We now separate out “body fatness in young adulthood” and “body fatness and weight gain in adulthood” into two separate rows in Table 2.

 

 

Although I understand the appeal of suggesting interventions targeting adiposity and body composition measures, do we have the evidence to suggest recommendations in terms of WHR, percent body fat, fat mass index?  Will the recommendations be specific by age and race and ethnic groups?  

 

There is evidence from the World Cancer Research Foundation (WCRF) and American Institute for Cancer Research “Diet, Nutrition, Physical Activity and Cancer: A Global Perspective. Continuous Updated Project Expert Report 2018” (available online: https://www.wcrf.org/wp-content/uploads/2021/02/Summary-of-Third-Expert-Report-2018.pdf)that BMI, waist circumference, and waist-to-hip ratio in adulthood are all associated with increased risk of postmenopausal breast cancer. We have added this point to Table 2. We acknowledge that making recommendations about obesity interventions for breast cancer risk reduction is not necessarily straightforward, given that different associations have been found for obesity in early life versus adulthood. To get this point across, we have expanded our discussion of the relative importance of obesity programs in early life versus adulthood for breast cancer risk reduction: (pages 8-9):

 

“There was one high-quality program for youth that was multilevel and included a sample with >50% of individuals from populations facing breast cancer disparities [20], but there were none for adults.
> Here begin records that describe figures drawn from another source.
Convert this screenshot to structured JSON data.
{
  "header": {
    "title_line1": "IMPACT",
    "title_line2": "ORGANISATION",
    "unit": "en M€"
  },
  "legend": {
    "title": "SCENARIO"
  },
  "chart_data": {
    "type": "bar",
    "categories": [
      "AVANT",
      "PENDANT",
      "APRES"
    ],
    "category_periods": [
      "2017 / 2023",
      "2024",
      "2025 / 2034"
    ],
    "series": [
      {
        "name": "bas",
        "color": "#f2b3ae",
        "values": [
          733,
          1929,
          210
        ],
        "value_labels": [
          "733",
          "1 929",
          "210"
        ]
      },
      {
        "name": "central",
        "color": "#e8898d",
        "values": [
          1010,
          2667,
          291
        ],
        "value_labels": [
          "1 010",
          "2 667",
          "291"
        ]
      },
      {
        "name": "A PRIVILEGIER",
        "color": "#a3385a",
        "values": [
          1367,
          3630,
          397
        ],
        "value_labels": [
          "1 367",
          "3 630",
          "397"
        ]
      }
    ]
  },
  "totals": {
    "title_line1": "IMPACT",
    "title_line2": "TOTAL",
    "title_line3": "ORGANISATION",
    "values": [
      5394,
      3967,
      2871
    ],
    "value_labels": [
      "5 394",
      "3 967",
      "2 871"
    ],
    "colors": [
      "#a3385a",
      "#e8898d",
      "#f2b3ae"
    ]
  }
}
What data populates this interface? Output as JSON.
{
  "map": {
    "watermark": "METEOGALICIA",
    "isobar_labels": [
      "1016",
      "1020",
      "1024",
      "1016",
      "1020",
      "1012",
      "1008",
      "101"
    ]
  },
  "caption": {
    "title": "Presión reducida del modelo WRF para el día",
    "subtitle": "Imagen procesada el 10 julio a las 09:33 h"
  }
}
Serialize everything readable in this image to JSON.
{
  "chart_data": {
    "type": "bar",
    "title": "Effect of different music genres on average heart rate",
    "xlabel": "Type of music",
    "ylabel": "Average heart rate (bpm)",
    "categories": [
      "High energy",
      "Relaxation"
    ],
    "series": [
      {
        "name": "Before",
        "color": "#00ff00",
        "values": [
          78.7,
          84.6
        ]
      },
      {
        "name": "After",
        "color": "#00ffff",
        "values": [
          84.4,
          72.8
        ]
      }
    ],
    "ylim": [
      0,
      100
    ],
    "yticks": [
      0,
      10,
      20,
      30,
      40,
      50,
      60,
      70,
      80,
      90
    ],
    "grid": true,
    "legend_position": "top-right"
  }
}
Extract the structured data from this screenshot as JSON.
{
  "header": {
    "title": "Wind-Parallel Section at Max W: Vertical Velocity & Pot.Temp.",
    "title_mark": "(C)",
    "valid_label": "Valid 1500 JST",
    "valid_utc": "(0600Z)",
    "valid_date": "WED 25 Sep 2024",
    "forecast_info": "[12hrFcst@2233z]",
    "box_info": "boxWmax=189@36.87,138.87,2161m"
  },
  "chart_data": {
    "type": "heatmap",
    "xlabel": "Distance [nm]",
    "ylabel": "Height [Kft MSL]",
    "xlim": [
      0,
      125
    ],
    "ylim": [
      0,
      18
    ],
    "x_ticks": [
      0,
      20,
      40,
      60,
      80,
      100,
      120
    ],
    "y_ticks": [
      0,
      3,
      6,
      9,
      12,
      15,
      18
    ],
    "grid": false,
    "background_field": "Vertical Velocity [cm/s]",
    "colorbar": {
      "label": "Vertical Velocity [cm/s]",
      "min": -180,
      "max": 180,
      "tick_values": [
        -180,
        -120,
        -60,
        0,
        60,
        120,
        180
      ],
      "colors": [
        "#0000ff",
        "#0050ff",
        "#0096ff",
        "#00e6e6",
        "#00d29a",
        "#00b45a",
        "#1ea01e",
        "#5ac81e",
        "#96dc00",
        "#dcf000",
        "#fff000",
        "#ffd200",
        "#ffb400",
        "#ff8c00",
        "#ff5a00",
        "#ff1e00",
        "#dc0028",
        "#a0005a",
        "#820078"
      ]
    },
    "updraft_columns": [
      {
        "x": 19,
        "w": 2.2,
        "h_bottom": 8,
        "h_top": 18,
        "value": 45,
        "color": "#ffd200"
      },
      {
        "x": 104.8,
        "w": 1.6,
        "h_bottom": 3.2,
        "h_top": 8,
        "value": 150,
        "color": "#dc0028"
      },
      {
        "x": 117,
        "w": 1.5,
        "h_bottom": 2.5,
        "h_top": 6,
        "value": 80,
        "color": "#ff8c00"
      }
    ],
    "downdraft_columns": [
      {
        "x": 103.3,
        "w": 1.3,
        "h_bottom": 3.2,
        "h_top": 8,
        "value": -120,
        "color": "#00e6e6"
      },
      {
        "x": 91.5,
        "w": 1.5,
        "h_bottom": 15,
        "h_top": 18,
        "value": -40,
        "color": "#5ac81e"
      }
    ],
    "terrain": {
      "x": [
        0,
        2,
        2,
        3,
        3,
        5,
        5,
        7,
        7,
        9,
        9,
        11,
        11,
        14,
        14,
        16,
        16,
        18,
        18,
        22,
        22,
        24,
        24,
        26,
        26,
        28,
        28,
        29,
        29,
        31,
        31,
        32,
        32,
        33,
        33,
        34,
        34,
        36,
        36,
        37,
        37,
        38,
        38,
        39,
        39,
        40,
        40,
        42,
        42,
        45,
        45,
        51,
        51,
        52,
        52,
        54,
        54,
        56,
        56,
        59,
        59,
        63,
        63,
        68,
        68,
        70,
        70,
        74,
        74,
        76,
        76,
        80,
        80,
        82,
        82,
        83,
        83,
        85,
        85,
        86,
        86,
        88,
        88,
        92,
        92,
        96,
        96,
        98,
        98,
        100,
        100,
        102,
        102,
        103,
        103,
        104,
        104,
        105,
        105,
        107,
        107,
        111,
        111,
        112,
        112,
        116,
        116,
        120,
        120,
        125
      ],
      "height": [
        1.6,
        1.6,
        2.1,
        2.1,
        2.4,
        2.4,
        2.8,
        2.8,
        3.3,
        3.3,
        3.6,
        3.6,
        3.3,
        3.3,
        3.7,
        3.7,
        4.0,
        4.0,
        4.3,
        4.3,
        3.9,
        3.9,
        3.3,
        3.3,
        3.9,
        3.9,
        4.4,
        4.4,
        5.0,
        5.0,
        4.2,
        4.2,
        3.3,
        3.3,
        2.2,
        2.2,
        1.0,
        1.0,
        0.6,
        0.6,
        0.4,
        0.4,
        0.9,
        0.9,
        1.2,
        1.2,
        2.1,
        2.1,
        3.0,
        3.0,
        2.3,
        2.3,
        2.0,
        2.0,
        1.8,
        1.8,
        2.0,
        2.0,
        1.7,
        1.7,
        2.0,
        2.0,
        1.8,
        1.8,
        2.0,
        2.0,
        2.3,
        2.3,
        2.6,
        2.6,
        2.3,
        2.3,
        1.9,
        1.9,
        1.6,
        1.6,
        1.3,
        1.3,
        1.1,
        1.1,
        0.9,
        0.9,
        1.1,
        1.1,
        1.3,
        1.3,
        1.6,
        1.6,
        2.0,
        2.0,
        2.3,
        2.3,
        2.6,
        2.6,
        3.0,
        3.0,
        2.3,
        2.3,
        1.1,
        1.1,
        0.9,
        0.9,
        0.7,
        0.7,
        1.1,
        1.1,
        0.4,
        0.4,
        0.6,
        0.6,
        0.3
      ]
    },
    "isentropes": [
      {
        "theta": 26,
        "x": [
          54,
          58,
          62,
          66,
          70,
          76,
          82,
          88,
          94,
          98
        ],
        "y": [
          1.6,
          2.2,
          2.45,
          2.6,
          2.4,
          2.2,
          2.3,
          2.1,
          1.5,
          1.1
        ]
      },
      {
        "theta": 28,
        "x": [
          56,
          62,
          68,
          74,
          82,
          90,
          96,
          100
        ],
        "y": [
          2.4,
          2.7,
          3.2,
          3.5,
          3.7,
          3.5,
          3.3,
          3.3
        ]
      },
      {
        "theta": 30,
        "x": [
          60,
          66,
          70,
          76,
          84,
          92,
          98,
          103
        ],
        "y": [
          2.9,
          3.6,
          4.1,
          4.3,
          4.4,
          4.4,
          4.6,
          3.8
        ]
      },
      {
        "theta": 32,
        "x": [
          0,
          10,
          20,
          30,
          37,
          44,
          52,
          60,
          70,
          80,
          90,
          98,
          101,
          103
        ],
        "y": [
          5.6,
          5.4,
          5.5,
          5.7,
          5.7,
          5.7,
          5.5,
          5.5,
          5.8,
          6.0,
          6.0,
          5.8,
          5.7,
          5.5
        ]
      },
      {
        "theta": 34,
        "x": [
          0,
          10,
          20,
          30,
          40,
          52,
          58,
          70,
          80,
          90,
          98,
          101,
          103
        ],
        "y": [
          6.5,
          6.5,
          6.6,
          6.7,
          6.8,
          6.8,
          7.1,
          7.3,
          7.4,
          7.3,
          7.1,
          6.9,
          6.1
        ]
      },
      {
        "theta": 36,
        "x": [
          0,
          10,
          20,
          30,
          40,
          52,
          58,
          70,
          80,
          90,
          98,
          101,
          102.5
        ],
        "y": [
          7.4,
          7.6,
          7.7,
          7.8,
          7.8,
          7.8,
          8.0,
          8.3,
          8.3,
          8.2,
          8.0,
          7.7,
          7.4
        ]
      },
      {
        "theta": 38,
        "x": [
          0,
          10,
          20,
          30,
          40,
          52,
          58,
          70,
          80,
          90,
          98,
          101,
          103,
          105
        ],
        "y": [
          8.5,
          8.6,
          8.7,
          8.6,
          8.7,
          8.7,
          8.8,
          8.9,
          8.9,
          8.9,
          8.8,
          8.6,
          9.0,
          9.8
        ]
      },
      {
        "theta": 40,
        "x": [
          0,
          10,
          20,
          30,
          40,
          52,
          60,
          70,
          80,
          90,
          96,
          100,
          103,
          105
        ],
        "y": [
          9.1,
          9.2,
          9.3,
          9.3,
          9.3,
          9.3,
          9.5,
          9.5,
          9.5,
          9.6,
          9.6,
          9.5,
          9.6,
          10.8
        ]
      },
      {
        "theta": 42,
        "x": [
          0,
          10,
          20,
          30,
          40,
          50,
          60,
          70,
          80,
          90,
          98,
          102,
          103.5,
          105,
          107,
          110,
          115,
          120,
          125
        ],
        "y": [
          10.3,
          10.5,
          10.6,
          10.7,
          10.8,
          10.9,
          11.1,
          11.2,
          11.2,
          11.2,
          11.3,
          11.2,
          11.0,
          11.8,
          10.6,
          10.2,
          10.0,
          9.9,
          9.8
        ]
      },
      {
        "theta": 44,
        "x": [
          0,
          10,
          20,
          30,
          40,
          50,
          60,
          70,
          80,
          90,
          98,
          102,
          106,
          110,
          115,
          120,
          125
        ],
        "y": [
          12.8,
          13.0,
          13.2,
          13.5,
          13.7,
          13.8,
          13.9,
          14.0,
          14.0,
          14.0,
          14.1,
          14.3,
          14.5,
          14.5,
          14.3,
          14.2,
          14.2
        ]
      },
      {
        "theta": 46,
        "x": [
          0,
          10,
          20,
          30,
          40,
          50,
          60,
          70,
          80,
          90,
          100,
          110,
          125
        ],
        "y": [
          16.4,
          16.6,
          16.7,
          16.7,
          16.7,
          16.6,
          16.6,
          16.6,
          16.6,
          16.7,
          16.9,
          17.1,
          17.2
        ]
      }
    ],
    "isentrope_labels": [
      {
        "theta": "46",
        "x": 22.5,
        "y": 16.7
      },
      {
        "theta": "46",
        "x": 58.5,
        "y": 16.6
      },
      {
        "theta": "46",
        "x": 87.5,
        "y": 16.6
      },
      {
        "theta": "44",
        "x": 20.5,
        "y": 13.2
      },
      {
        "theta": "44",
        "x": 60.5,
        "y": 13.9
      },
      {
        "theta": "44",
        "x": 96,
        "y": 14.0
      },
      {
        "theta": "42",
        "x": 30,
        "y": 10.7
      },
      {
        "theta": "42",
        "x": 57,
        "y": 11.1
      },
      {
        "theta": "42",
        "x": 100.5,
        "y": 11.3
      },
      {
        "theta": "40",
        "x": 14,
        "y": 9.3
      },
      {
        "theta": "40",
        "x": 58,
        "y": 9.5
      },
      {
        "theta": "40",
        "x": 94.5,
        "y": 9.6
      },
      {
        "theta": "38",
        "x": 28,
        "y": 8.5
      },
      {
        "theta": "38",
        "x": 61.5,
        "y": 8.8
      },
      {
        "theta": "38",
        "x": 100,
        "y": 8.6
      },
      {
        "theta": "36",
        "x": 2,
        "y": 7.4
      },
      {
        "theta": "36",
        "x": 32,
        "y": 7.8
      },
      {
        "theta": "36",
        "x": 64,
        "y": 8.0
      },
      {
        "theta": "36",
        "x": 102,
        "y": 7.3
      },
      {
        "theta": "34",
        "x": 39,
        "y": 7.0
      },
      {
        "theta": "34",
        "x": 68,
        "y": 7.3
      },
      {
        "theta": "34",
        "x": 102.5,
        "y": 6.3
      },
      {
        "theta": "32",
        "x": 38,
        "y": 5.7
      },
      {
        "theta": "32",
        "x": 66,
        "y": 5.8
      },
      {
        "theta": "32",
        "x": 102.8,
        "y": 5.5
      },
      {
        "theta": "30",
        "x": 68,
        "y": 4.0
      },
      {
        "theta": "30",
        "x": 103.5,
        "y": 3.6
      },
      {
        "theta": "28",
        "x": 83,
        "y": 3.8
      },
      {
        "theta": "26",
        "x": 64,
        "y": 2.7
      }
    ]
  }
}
The lack of high-quality obesity programs in adult populations is a major gap given that postmenopausal women might benefit most in terms of breast cancer risk reduction from such programs, and multilevel interventions might prove more effective for groups with a greater prevalence of excess adiposity [74-76]. Youth programs targeting obesity are also important given that obesity tracks from childhood to adulthood [77,78]. However, understanding the full impact of early life obesity programs on breast cancer risk reduction is complicated by the fact that body fatness in early adulthood has been associated with decreased risk [8].”

 

 

Supplementary Table S1-  what are the 16 criteria under research integrity?

 

We have added the 16 criteria scored for research integrity to Supplementary Table S1.